Shall we unite around Kucinich and the Green Party? If you agree, send them $100.
wishfull thinker:
A supranational government would not be such a bad thing if it were based on democractic values, but the international bankers who are making a play for world domination have no interest in democracy whatsoever. In fact, they have treated mankind mercilessly for many years now- impoverishing third world countries and funding both sides of both those World Wars you speak of. Go do the research: who funded Adolf Hitlers rise to power after Germany was decimated in WWI? Have you seen the movie Zeitgeist yet? (available on google video).

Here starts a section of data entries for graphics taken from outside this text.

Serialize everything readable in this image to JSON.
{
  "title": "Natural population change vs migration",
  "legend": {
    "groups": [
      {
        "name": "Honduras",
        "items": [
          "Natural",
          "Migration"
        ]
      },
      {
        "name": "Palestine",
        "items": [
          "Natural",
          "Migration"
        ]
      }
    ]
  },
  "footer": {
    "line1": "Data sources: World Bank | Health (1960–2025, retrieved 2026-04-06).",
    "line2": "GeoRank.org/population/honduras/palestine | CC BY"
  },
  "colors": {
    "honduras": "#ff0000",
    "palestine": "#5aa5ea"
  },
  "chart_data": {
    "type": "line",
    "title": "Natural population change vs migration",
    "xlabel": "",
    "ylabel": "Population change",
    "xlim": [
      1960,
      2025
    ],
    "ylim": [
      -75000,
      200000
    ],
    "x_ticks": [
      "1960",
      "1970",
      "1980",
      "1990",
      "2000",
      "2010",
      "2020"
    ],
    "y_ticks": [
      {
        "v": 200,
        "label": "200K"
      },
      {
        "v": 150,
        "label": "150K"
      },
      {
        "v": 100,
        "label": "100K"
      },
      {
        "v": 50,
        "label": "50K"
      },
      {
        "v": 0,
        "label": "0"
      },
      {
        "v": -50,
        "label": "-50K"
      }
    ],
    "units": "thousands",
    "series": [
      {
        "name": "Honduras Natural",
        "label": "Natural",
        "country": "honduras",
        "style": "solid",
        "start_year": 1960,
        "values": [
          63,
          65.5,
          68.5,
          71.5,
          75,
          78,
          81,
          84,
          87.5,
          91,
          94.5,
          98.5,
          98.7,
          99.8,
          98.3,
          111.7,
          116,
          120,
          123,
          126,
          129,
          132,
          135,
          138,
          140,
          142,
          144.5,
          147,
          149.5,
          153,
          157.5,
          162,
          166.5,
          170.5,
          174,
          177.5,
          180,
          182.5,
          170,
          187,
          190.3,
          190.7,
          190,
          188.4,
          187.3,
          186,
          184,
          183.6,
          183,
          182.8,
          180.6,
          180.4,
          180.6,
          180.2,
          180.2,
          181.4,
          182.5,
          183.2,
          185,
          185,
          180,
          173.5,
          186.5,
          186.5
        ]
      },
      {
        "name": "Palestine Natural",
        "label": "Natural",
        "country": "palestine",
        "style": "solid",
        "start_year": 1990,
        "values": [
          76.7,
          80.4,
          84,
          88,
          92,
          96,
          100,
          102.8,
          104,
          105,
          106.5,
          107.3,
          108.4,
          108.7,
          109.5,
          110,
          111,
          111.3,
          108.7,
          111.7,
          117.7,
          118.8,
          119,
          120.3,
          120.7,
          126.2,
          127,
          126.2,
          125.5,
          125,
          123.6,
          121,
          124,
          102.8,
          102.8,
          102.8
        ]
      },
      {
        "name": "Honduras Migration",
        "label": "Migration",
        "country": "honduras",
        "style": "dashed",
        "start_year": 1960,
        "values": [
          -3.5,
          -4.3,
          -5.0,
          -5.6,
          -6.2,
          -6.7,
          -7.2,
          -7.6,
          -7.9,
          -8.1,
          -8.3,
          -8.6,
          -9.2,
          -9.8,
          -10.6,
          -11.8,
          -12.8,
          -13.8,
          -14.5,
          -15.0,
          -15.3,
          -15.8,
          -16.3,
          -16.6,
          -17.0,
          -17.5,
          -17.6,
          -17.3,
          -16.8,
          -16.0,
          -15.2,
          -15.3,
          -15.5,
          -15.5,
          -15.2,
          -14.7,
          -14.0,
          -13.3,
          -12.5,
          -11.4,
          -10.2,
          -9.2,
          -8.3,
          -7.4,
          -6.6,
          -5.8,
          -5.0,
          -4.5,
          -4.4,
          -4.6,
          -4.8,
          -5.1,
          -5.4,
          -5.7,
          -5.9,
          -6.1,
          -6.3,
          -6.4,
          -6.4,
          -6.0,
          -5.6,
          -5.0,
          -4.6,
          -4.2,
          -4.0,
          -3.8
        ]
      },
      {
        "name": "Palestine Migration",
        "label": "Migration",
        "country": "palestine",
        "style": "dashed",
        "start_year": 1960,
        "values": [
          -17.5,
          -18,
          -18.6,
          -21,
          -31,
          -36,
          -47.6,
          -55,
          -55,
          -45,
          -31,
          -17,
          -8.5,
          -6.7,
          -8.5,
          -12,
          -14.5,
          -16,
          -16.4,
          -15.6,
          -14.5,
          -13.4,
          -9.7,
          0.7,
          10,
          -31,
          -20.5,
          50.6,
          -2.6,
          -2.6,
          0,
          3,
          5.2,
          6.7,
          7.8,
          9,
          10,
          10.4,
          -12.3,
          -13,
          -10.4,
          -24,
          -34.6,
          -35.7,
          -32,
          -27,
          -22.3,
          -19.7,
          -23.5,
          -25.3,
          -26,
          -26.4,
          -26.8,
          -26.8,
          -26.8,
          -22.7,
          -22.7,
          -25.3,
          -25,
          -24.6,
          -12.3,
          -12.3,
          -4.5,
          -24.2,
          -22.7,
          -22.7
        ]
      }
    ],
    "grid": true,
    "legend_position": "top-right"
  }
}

At this point in my research, I'm not sure whether global warming is a real threat or not. The science is complex and will require a much closer look. But the fact that the international bankers have funded the environmental movement from the beginning should give us all pause.
It should also be noted that the global warming issue fits the banking elite's standard operation procedure perfectly. The pattern goes: A. falsely create fear, B. present a fake solution that fits the bankers interests.
Two real world examples:
1.
A) create financial fear by dropping the stock market,
B) introduce the Federal Reserve as a market stabilizer (fed reserve is the international bankers own private bank that dicates our economy)
2.
A) create fear of terrorists by orchestrating 9/11 and blaming it on Bin Laden
B) introduce the global war on terror (and use it to steal oil and curtail individual rights)
Yep, the house is on fire, I guess we'll just sit around in the parlor and talk about building a fire station next year......
Humans just don't get it...... Evolution is still going on. Dumb critters don't make it. The ones who can adapt: geckos and radiation-proof bacteria will inherit the earth. The rest of us will be caught in a mass migration away from the shores and to cooler temperatures. Canada, look out.... our problems are soon going to be your problems.
But higher latitudes means more exposure to ultraviolent light, since florhydorcarbons and bromide gas for ag, among other things like air conditioners and refregerators have put huge holes in the ozone layer over Austrailians, New Zealands and Artic dwellers.; i.e. skin cancers.
So, the best place to hide out in 2050 is high altitude in the mountains, say the big island of hawaii. Good air, not to many mexicans like gonzales to ruin your life. But that's still part of the U.S.S.A. so you'll have no freedom since the government can declare anyone an enemy combatant: even if you're a loyal taxpayer just voicing opinion about how the government should be run..... Plus they can confiscate your land for minor trumped up charges....
Also in that area you can't eat the fish anymore because they're digesting oil soaked syrafoam and plastic particles from the swirling mass of plastic and garbage that is the size of the state of Texas above Hawaii....
So better pick a third world island where the Fortune 500 doesn't have any interest. Suggestions?
(I like the island that I'm at now, but much of it will be underwater if Greenland ice cap melts (currently it's experiencing earthquakes from all the melting of the glaciers ripping off the bedrock.)
We couldn't have a worse bunch running the world right now.